Dr. Harris walked to the sink while Armand returned to the metal autopsy table. Clasping his hands behind his back, he stared down at Anthony Baumgartner.

So unlike his mother, who looked like an elderly British character actress playing a monarch in a comedy.

This man appeared to be the real thing. Even in death there was something almost noble about Anthony Baumgartner. Gamache wondered, in passing, who the title went to now. Caroline or Hugo?

Did primogeniture apply to fictional titles?

He picked up the white sheet and replaced it over Anthony Baumgartner’s face.

And still the Chief Superintendent considered the sheet, and what was under it, for a long moment before he spoke.

“Do you think this was meant to look like an accident?”

“That seems pretty obvious,” said Beauvoir. “Yes. We’re supposed to think he was killed when the house fell down. And we might have, if Benedict hadn’t been there and said there was no one else in there. No one living, anyway.”

“True. But for it to look like an accident, the farmhouse had to fall down.”

“Well, yes,” said Dr. Harris, glancing over her shoulder from the sink.

But Beauvoir returned to the table, looking first at the Chief, then down at the white sheet.

“That’s true,” he said. Understanding what it was that Gamache meant.

It wasn’t just a simple statement of fact. It was a vital element of the investigation.

Then Dr. Harris, drying her hands, turned around, and Jean-Guy could see that she also understood what Gamache was saying.

“How did the killer know the house would collapse?” asked the coroner.

“There’s only one way,” said Beauvoir.

“He had to make it fall,” said Gamache.

“And there’s only one person in the picture right now who might be able to do that,” said Beauvoir.

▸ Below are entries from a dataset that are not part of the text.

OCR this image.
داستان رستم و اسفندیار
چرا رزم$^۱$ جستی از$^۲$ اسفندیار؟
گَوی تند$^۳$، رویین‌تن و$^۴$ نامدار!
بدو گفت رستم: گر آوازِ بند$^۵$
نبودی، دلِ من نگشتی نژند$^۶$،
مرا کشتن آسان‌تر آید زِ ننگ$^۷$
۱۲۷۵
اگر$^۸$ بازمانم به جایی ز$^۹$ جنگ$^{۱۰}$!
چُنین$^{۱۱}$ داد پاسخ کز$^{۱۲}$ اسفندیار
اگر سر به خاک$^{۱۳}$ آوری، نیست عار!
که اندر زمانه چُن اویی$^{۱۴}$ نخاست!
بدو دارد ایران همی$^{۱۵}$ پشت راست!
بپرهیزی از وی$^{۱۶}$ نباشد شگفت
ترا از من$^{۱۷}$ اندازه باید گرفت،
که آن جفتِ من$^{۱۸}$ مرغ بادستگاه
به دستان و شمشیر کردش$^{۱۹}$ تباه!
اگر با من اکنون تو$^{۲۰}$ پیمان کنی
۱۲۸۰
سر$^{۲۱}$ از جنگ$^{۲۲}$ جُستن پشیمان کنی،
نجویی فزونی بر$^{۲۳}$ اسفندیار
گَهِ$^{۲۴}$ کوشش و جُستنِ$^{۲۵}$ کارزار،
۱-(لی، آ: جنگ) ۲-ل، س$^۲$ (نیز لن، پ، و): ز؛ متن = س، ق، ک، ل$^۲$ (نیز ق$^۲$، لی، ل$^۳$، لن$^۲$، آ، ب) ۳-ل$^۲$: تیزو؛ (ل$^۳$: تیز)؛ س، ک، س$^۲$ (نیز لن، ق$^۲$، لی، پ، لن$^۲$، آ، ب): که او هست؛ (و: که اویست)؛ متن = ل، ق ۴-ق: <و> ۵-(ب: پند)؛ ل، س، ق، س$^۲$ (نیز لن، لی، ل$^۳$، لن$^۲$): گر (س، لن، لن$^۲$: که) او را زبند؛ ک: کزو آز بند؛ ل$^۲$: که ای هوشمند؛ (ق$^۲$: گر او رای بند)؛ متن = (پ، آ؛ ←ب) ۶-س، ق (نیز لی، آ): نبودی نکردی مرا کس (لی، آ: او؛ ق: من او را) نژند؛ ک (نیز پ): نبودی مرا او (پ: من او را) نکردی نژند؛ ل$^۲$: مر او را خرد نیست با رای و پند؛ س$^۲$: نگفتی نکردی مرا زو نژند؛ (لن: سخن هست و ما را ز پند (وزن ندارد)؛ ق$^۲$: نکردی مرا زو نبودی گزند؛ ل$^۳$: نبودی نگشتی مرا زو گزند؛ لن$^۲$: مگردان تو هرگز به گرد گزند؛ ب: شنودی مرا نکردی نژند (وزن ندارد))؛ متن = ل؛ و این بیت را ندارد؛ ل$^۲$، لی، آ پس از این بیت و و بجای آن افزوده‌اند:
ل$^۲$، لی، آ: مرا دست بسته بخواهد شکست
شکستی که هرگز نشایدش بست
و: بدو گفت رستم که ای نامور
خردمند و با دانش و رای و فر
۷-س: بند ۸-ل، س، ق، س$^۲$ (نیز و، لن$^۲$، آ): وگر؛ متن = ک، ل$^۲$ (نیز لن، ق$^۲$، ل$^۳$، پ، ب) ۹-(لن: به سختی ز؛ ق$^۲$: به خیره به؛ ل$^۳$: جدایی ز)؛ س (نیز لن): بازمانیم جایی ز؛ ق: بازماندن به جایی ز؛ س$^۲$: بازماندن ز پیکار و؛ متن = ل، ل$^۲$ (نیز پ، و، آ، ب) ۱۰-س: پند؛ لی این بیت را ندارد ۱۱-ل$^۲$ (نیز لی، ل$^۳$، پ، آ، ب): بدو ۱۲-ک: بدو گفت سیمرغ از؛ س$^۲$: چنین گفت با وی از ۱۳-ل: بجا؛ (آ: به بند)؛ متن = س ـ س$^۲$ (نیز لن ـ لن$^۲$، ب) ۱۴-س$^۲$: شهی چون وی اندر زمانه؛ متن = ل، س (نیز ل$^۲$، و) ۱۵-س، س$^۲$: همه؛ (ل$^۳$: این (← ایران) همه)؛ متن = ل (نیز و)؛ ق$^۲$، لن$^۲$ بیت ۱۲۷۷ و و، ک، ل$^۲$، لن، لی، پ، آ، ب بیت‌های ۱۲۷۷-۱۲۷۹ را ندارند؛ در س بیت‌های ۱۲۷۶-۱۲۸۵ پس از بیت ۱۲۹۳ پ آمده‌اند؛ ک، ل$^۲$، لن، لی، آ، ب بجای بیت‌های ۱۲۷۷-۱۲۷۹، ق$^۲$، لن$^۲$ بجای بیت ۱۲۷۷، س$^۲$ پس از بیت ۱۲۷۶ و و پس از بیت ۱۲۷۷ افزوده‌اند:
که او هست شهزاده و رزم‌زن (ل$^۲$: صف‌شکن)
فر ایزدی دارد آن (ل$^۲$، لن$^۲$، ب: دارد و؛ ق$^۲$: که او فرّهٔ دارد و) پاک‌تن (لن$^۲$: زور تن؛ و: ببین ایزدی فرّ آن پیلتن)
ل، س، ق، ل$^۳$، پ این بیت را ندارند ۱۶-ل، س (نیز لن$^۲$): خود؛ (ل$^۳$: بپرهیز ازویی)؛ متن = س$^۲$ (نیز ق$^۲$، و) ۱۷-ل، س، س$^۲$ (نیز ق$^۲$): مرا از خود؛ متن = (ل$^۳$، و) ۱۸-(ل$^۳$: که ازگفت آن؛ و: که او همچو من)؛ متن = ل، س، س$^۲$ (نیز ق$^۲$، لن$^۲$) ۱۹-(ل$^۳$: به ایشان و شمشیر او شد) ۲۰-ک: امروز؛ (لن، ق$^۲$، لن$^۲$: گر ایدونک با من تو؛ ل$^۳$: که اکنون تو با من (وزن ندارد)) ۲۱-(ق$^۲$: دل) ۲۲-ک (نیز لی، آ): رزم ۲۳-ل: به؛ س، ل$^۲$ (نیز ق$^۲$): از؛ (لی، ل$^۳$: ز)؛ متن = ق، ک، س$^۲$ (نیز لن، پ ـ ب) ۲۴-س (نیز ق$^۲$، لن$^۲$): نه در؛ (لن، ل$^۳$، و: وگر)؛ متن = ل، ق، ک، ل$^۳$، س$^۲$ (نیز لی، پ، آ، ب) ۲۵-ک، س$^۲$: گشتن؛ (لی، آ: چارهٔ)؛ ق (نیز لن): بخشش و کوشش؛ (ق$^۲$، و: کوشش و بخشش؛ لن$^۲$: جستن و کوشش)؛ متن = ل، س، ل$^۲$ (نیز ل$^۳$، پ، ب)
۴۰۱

Gamache stepped away from the body and put in a call.

* * *

After listening to Chief Superintendent Gamache, Isabelle Lacoste considered for a moment.

She’d agreed immediately to his request but now had to figure out just how this could be done.

Then she’d called a taxi. It had dropped her off, into a pile of snow and slush.

Lacoste walked carefully across the icy sidewalk. Her cane in hand. And stood at the entrance to the apartment building.

It was a low-rise, with windows that were so frosted up it would be, from the inside, impossible to see outside.

She tried the front door. It was unlocked.

Limping into the entrance, she had to make her way around a large pile of circulars on the floor. Clearly if there was a caretaker, he or she was taking the day off. Or the year.

Isabelle Lacoste checked again the information Chief Superintendent Gamache had texted her.